El segundo es "inteligencia artificial". Por supuesto, existe el aprendizaje automático, etc. De estas entradas podemos encontrar muchas referencias detalladas que son muy útiles y fiables.

Luego hay algunos libros

Libros:

1. Programación de inteligencia colectiva, un buen libro de introducción en los últimos años, cultivar el interés es la parte más importante. A primera vista, es fácil asustar a un gran libro: P

2 "Artificial Intelligence, a Modern Approach 2" de Peter Norvig (un clásico indiscutible en este campo).

3. Los elementos del aprendizaje estadístico son matemáticos y pueden usarse como referencia.

4. "Conceptos básicos del procesamiento estadístico del lenguaje natural" es un clásico reconocido en el campo del procesamiento del lenguaje natural.

5. Un libro "Minería de datos, conceptos y tecnología" escrito por un científico chino es muy simple.

6. Gestión de Gigabytes, un gran libro sobre recuperación de información.

7. Teoría de la información: algoritmos de influencia y aprendizaje, un libro de referencia relativamente profundo.

Fundamentos matemáticos relevantes (libros de referencia, no aptos para lectura completa):

1. Álgebra lineal: este libro de referencia no figura en la lista, pero hay muchos.

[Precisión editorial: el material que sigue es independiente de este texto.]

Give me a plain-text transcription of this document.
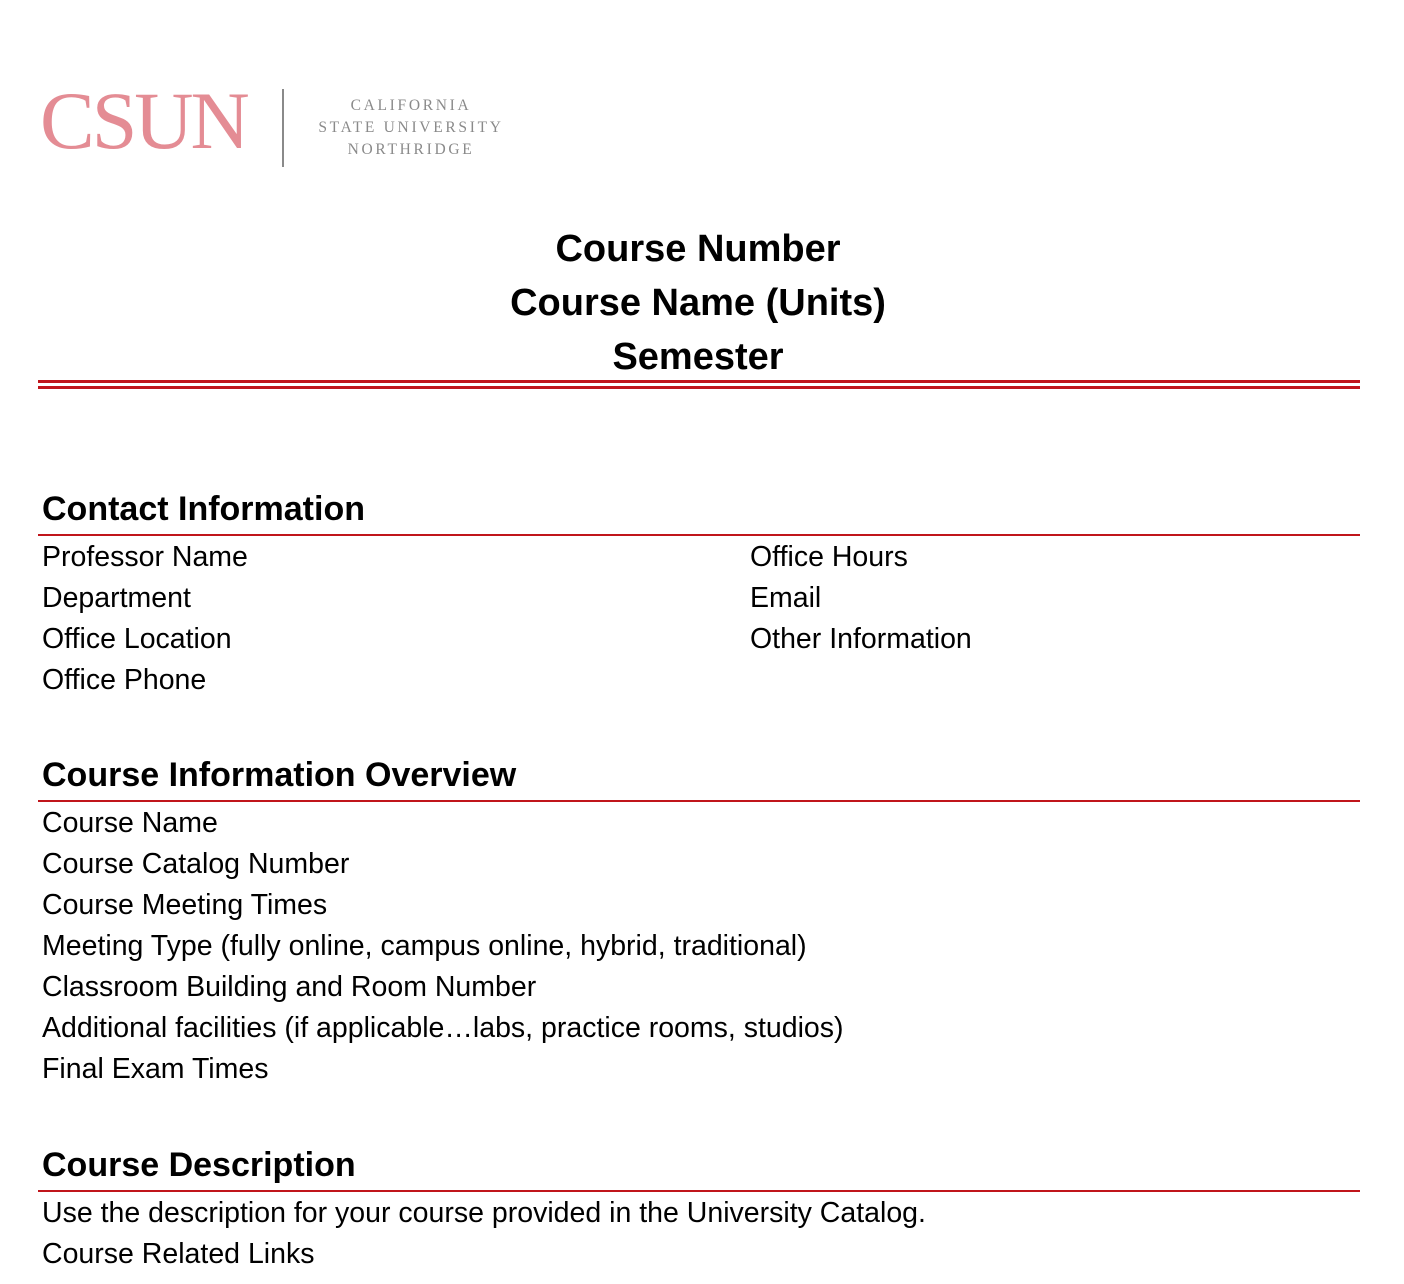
CSUN	CALIFORNIA
STATE UNIVERSITY
NORTHRIDGE
Course Number
Course Name (Units)
Semester
Contact Information
Professor Name
Department
Office Location
Office Phone
Office Hours
Email
Other Information
Course Information Overview
Course Name
Course Catalog Number
Course Meeting Times
Meeting Type (fully online, campus online, hybrid, traditional)
Classroom Building and Room Number
Additional facilities (if applicable…labs, practice rooms, studios)
Final Exam Times
Course Description
Use the description for your course provided in the University Catalog.
Course Related Links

2. Matemáticas matriciales: Análisis matricial, Roger Horn. Un clásico indiscutible en el campo del análisis matricial.

3. Teoría de la probabilidad y estadística: Teoría de la probabilidad y sus aplicaciones. Este también es un gran libro, pero las matemáticas son demasiado sólidas para el aprendizaje automático. Entonces Du Lei recomendó todas las estadísticas en el grupo de discusión y dijo

En la dirección del aprendizaje automático, las estadísticas también son muy importantes. Recomiendo All of Statistics, que es un libro de texto muy conciso de CMU. Se centra en conceptos, cálculos simplificados, conceptos simplificados y contenido estadístico no relacionado con el aprendizaje automático. Se puede decir que es un buen libro de texto de inicio rápido.

4. Método de optimización: "Libro de referencia de programación no lineal", 2ª edición). Convex Optimization es un libro de referencia sobre optimización convexa. Además, hay algunos libros en Wikipedia como referencia sobre métodos de optimización. Para comprender en profundidad los detalles técnicos de los métodos de aprendizaje automático, muchas veces (como SVM) se requieren métodos de optimización como base.

Wang Ning recomendó varios libros:

"Machine Learning, Tom Lin Kewei", 1997.

Libros antiguos, gente increíble. Ahora parece que el contenido no es demasiado profundo y muchos capítulos se sienten un poco lejanos, pero es muy adecuado para principiantes (por supuesto, no puede ser tan "nuevo" como para que conozcan algoritmos y probabilidades). Por ejemplo, la parte del árbol de decisiones es muy interesante y no ha habido mucho progreso en los últimos años, por lo que no se considera obsoleta. Además, este libro es un buen resumen del trabajo de aprendizaje automático en las décadas anteriores a 1997, y la lista de referencias es extremadamente valiosa. La traducción y las fotocopias están disponibles en China. No sé si está agotado.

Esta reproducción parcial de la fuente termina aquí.